Stating the obvious right? But sometimes, I feel like we expect things to be easy, or easier. But truth is, they’re not. And we get tied up in this downward cycle of being frustrated that it’s not easier to parent our own children, and thoughts of “they’d be better off without us” get thrown in, and before we know it, we’re crumpled on the bathroom floor with our heads in our hands, tears streaming down our face, wondering how to face it all. The truth is, parenting is hard. The truth is, you can’t be perfect. BUT, the truth is, you can do your best, and that’s all you can expect.
Just yesterday, I woke up in a grumpy mood. (It’s pretty common for me. I’m not a morning person.) I proceeded to trudge through my morning chores, shuffling out to the kitchen to make sure the corn puffs didn’t end up all over the floor, or that the honey didn’t flow too freely. All four of my children were up and sitting at our bar, bright-eyed and bushy-tailed, as the saying goes. They began their usual routine of bickering/saying many repetitive phrases over and over again/poking each other/getting in each other’s personal space/arguing. You know how it goes… I reacted with anger. Barking at them to be nice, to be quiet, to leave each other alone. My voice getting louder with each warning. At one point I realized I was yelling, and then I told Drew to “shut up.” I hate that phrase: “shut up.” In my mind, it’s not okay for me to say that to my kids. I’d just crossed one of my own boundaries. I felt like poo, and I was still grumpy. I figured Kevin had probably heard me from the other room and was stewing about it himself as well.
Then Kevin and I drove the boys to school together, and other conflicts ensued. Kevin lashed out because he was already angry at me for yelling at the kids. I gave him the silent treatment and resolved to get out of house. We ended up in the bathroom together, waves of irritation rolling off of each other so thick you could almost touch them. Finally, Kevin says we need to talk about this before I leave. Since this is kind of our policy, to talk things out, especially when we are angry with each other, and because I knew we needed to, I stayed in the bathroom and began that painful dance we call communication.
And I ended up sitting on our closed toilet, head in hands, tears streaming down face. Uncontrollable emotion because I’m thinking that I’m just not capable of being a good mom to my kids. Maybe somebody else really can do a better job than me. Maybe my kids would be better off if I wasn’t around.
But you know what? Those are lies. No one is more capable of being a better parent to my kids than I am, and my kids would be shattered if I wasn’t around. The fact of the matter is, parenting is hard.
It’s not exactly something that you want to remind yourself of each day, but I think it needs to be remembered often, if only to help a parent be fully prepared for the task at hand. Raising this child (these children) isn’t going to be easy. It’s going to require loads of your time, all of your thought, all of your Intention and Attention. It’s going to be physically draining. You’re going to get sick, and they will get sick. You are going to be tired and irritated. You are going to make mistakes… And your children will survive.

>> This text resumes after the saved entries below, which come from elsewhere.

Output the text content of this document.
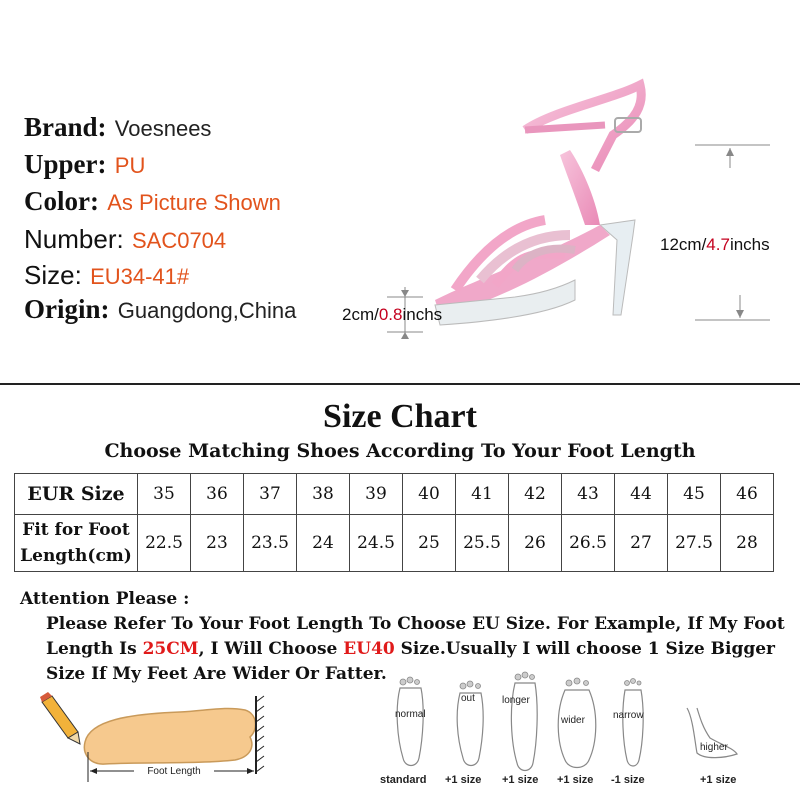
Brand: Voesnees
Upper: PU
Color: As Picture Shown
Number: SAC0704
Size: EU34-41#
Origin: Guangdong,China
12cm/4.7inchs
2cm/0.8inchs
Size Chart
Choose Matching Shoes According To Your Foot Length
EUR Size	35	36	37	38	39	40	41	42	43	44	45	46

Fit for Foot
Length(cm)	22.5	23	23.5	24	24.5	25	25.5	26	26.5	27	27.5	28
Attention Please :
Please Refer To Your Foot Length To Choose EU Size. For Example, If My Foot Length Is 25CM, I Will Choose EU40 Size.Usually I will choose 1 Size Bigger Size If My Feet Are Wider Or Fatter.
Foot Length
normal
out	longer
wider	narrow
higher
standard +1 size +1 size +1 size -1 size	+1 size
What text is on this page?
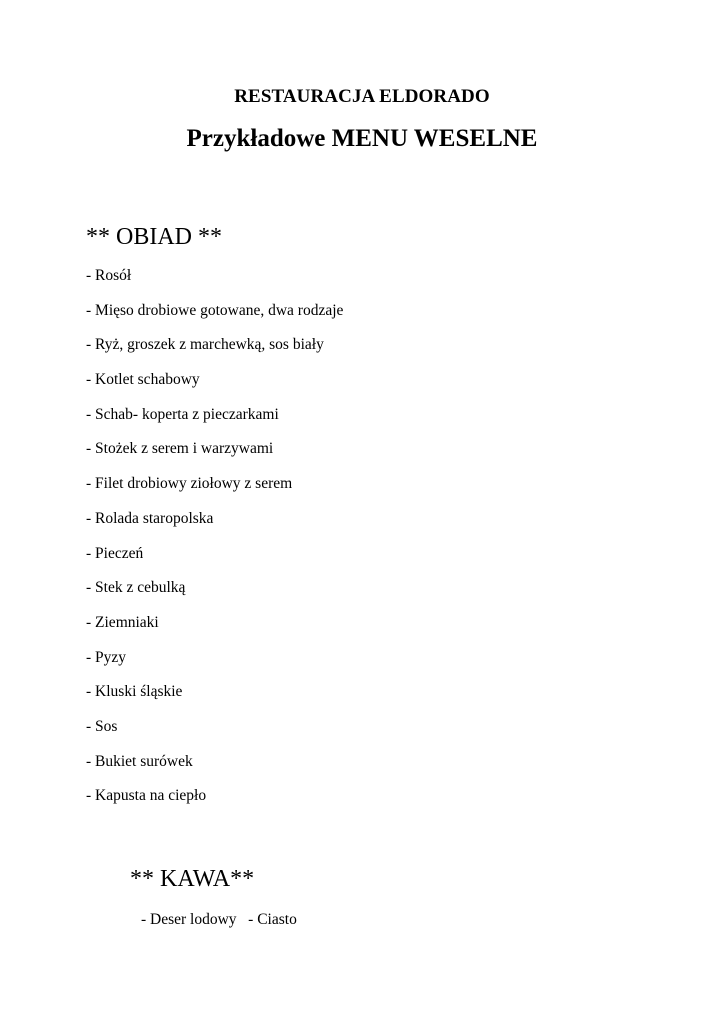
RESTAURACJA ELDORADO
Przykładowe MENU WESELNE
** OBIAD **
- Rosół
- Mięso drobiowe gotowane, dwa rodzaje
- Ryż, groszek z marchewką, sos biały
- Kotlet schabowy
- Schab- koperta z pieczarkami
- Stożek z serem i warzywami
- Filet drobiowy ziołowy z serem
- Rolada staropolska
- Pieczeń
- Stek z cebulką
- Ziemniaki
- Pyzy
- Kluski śląskie
- Sos
- Bukiet surówek
- Kapusta na ciepło
** KAWA**
- Deser lodowy   - Ciasto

If you consider yourself well-adjusted, (I do. Most days.) If you consider yourself a success, (I do. Most days.) If you consider yourself loved, (I do. Every day.) Then, you have a parent (or parents) to thank.
The fact of the matter is, when I look back at my childhood, I see mostly good days. I had a great childhood. I knew my parents loved me. I knew they were doing their best to raise me. In fact, I think they did a pretty darn good job, and I am thankful for the sacrifices and the effort they put into raising me. But you know what? They weren’t perfect. They made mistakes, and I am ok.
I’m tired of analyzing all the up and downs of my childhood and how my parents raised me, and how my husband’s parents raised him, and how my parent’s parents raised them. I’m tired of worrying about screwing up my children if I don’t do every little thing just right. (And, what is “right” anyway?) That is an unbearable weight to live under. It gets in the way of the real day-to-day and moment-to-moment parenting that needs to happen. I become paralyzed by worrying about making some mistake that will affect my kids and cause them to be unhappy later on in life, and thereby make the bigger mistake of taking no action at all. The fact is, that none of us are perfect parents. That is an unattainable thing. The only thing we can do is our Best. And when we make a mistake (because we will), we set it right.
And so. I resolve to remember that parenting is hard. That I do have what it takes to be the best possible parent for my kids. That they are better off with me. That I’m not going to be perfect. That my parents did a good job raising me, and I am thankful to them. That I can correct my mistakes, and apologize and make things right with my children. That I love them and they love me, and I can do this.